It wasn’t the logo that was the problem

It’s been a few days since Microsoft introduced its new logo, you know, that one with the squares. Since then, I’ve been asked a very simple question many times “what do you think about it?”

Just to get that part out of the way, I quote from the Brand New blog.

(Microsoft) have all introduced Metro to the larger masses the new logo does not come as a surprise. It falls perfectly in place with what we’ve been seeing. Leading to a general shrug of the shoulders when it comes to this logo. I described it as “Meh” on internet television. There is absolutely nothing wrong with this logo but there is also nothing absolutely exciting about it.

You can’t really hate it, because how can you hate four squares arranged in a square — if you hate on it, you have serious anger management issues. And you can’t really love it, because how can you love four squares arranged in a square — if you love it, you have seriously low standards. All these statements are to say that Microsoft did the right thing: they are sticking to their design strategy and they are not antagonizing anyone.

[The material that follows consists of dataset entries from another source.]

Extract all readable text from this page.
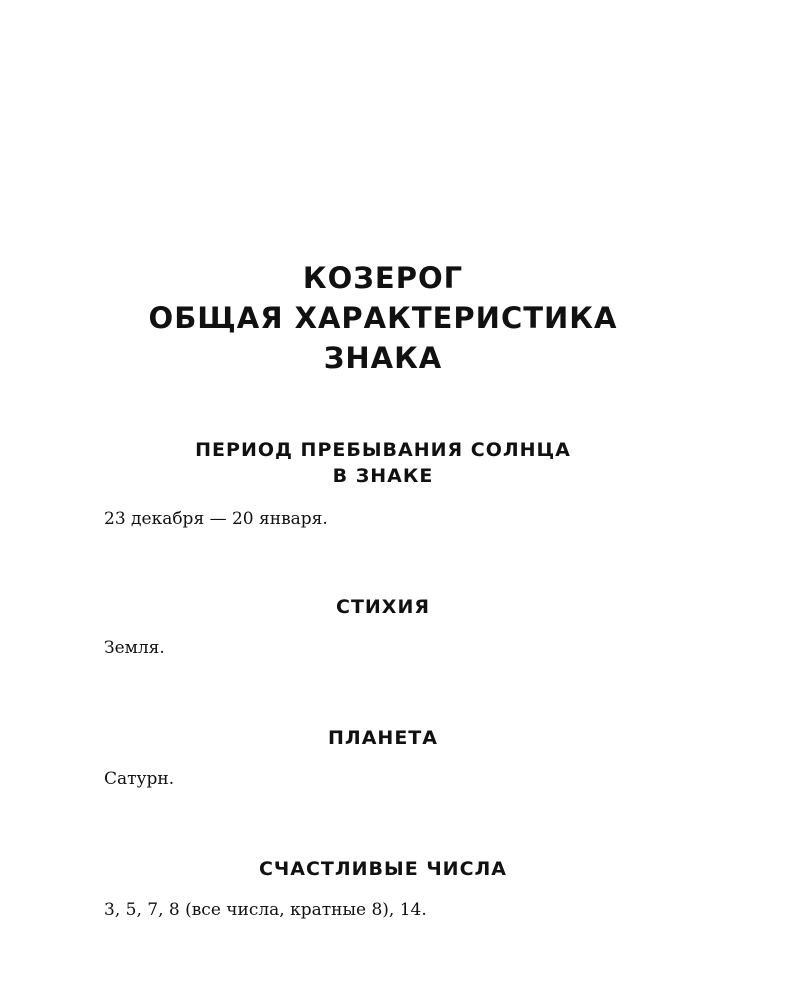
КОЗЕРОГ
ОБЩАЯ ХАРАКТЕРИСТИКА
ЗНАКА
ПЕРИОД ПРЕБЫВАНИЯ СОЛНЦА
В ЗНАКЕ
23 декабря — 20 января.
СТИХИЯ
Земля.
ПЛАНЕТА
Сатурн.
СЧАСТЛИВЫЕ ЧИСЛА
3, 5, 7, 8 (все числа, кратные 8), 14.
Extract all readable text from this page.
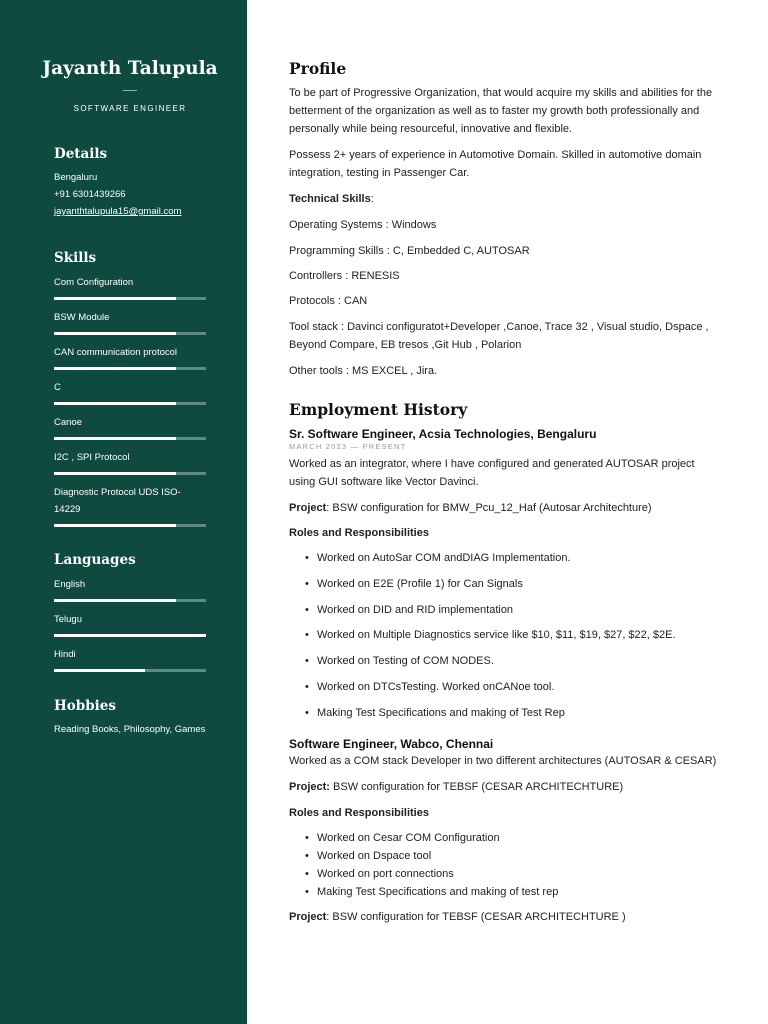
Jayanth Talupula
SOFTWARE ENGINEER
Details
Bengaluru
+91 6301439266
jayanthtalupula15@gmail.com
Skills
Com Configuration
BSW Module
CAN communication protocol
C
Canoe
I2C , SPI Protocol
Diagnostic Protocol UDS ISO-14229
Languages
English
Telugu
Hindi
Hobbies
Reading Books, Philosophy, Games
Profile
To be part of Progressive Organization, that would acquire my skills and abilities for the betterment of the organization as well as to faster my growth both professionally and personally while being resourceful, innovative and flexible.
Possess 2+ years of experience in Automotive Domain. Skilled in automotive domain integration, testing in Passenger Car.
Technical Skills:
Operating Systems : Windows
Programming Skills : C, Embedded C, AUTOSAR
Controllers : RENESIS
Protocols : CAN
Tool stack : Davinci configuratot+Developer ,Canoe, Trace 32 , Visual studio, Dspace , Beyond Compare, EB tresos ,Git Hub , Polarion
Other tools : MS EXCEL , Jira.
Employment History
Sr. Software Engineer, Acsia Technologies, Bengaluru
MARCH 2023 — PRESENT
Worked as an integrator, where I have configured and generated AUTOSAR project using GUI software like Vector Davinci.
Project: BSW configuration for BMW_Pcu_12_Haf (Autosar Architechture)
Roles and Responsibilities
• Worked on AutoSar COM andDIAG Implementation.
• Worked on E2E (Profile 1) for Can Signals
• Worked on DID and RID implementation
• Worked on Multiple Diagnostics service like $10, $11, $19, $27, $22, $2E.
• Worked on Testing of COM NODES.
• Worked on DTCsTesting. Worked onCANoe tool.
• Making Test Specifications and making of Test Rep
Software Engineer, Wabco, Chennai
Worked as a COM stack Developer in two different architectures (AUTOSAR & CESAR)
Project: BSW configuration for TEBSF (CESAR ARCHITECHTURE)
Roles and Responsibilities
• Worked on Cesar COM Configuration
• Worked on Dspace tool
• Worked on port connections
• Making Test Specifications and making of test rep
Project: BSW configuration for TEBSF (CESAR ARCHITECHTURE )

It wasn’t an issue with any of Microsoft’s previous individual brands – Windows, Office, XBOX. Each demanded a certain amount of presence and respect in its individual market segments on its own merits. But side-by-side, you could tell it was the result of many separate graphics departments, legal teams and marketing strategies smothering what should have been a unified vision.

The question that people should have been asking is “what do you think of Microsoft’s new consistency?” to which I would answer “hell yes”.

The folks at Neowin.net have composited an interesting graphic of most of Microsoft’s old-vs-new branding to show off what happens when you put in a little of effort in consistency.

At least now it looks like it was all designed by the same graphics department.

10 insightful thoughts

  1. As someone who appreciates good design, there’s nothing I love more than a company creating a cohesive set of logos for all their products. Which gets me thinking, what would a Surface logo look like?

    1. I wonder about the Surface logo as well. I mean, let’s assume that they want to continue with this cohesive branding strategy, it doesn’t really make sense to use the new Windows 8 logo (as they have in current Surface promotional materials) because Surface ≠ Windows 8/RT (device vs. operating system). Now, let us pretend that Microsoft may want to brand its Surface tablet/PC in the same way that Apple, HP, Samsung, etc. do, then it would make sense for Microsoft to use the new Microsoft logo as the Surface device logo. Or, will they create a new logo altogether for Surface? Thoughts?

      1. Well, if you look at the mockups on the official Surface website, the device carries the Windows logo, not the Microsoft logo. Maybe this is intentional because at the time when they were released, Microsoft hadn’t revealed the new logo.

        The Microsoft logo (four squares) would make the most sense; just like Lenovo, Samsung etc. put the company logo on their devices, Microsoft should do the same. The Windows logo won’t make that much sense, and you already made a good point why (device vs. operating system).

        There could be a seperate Surface logo. Again the Lenovo example: They have a logo representing their company (Lenovo) and the product (ThinkPad, for example).

  2. I like the consistency but was just wondering how it will look like on a black and white newsprint. Same logos but different brand names on the right.

    I liked the old Windows Phone logo enclosed in the box though…

  3. I agree, the unification of the logos is great from a design point of view. One thing that has annoyed me over the last few weeks however is SQL Server 2012.
    Firstly the SQL Server logo has unfortunately not had a redesign.
    Secondly, a fair bit of effort has gone in to align the SSMS UI with Visual Studio 2010… just in time for Visual Studio to get a shiny new interface. I’m sure someone at Microsoft must have seen that coming, I just hope they tried to do something about it instead of thinking that it doesn’t matter.

  4. as a scientist I am always intrigued by the design rules they may have used to make it appealing without the viewer noticing it. E.g. is there a magic proportionality between the gaps and the size of the squares, the size of the logo and the font etc.
    Long, you have analyzed other designs in more detail (e.g. the new Windows 8 logo with its perspective and the gaps). Here you just state that it’s squares making a square. Maybe there is simply not more here….

  5. Well now we know why they had to dramatically change the Windows logo for Windows 8…because all along they wanted to use the the ‘Windows logo’ (similar to the Microsoft Store one) for all of Microsoft.

  6. The only design inconsistency I don’t understand is the icons of the Windows Desktop. Sure, with Windows 8, everything’s about the new Windows Runtime environment (a.k.a. the Metro interface). But now that they have changed the Aero theme for the Desktop with RTM to this new flat, Metro-style inspired experience, they should have replaced the set of icons as well. I mean, is it really that complicated to create a set of rather simple Metro-style icons? For a company like Microsoft?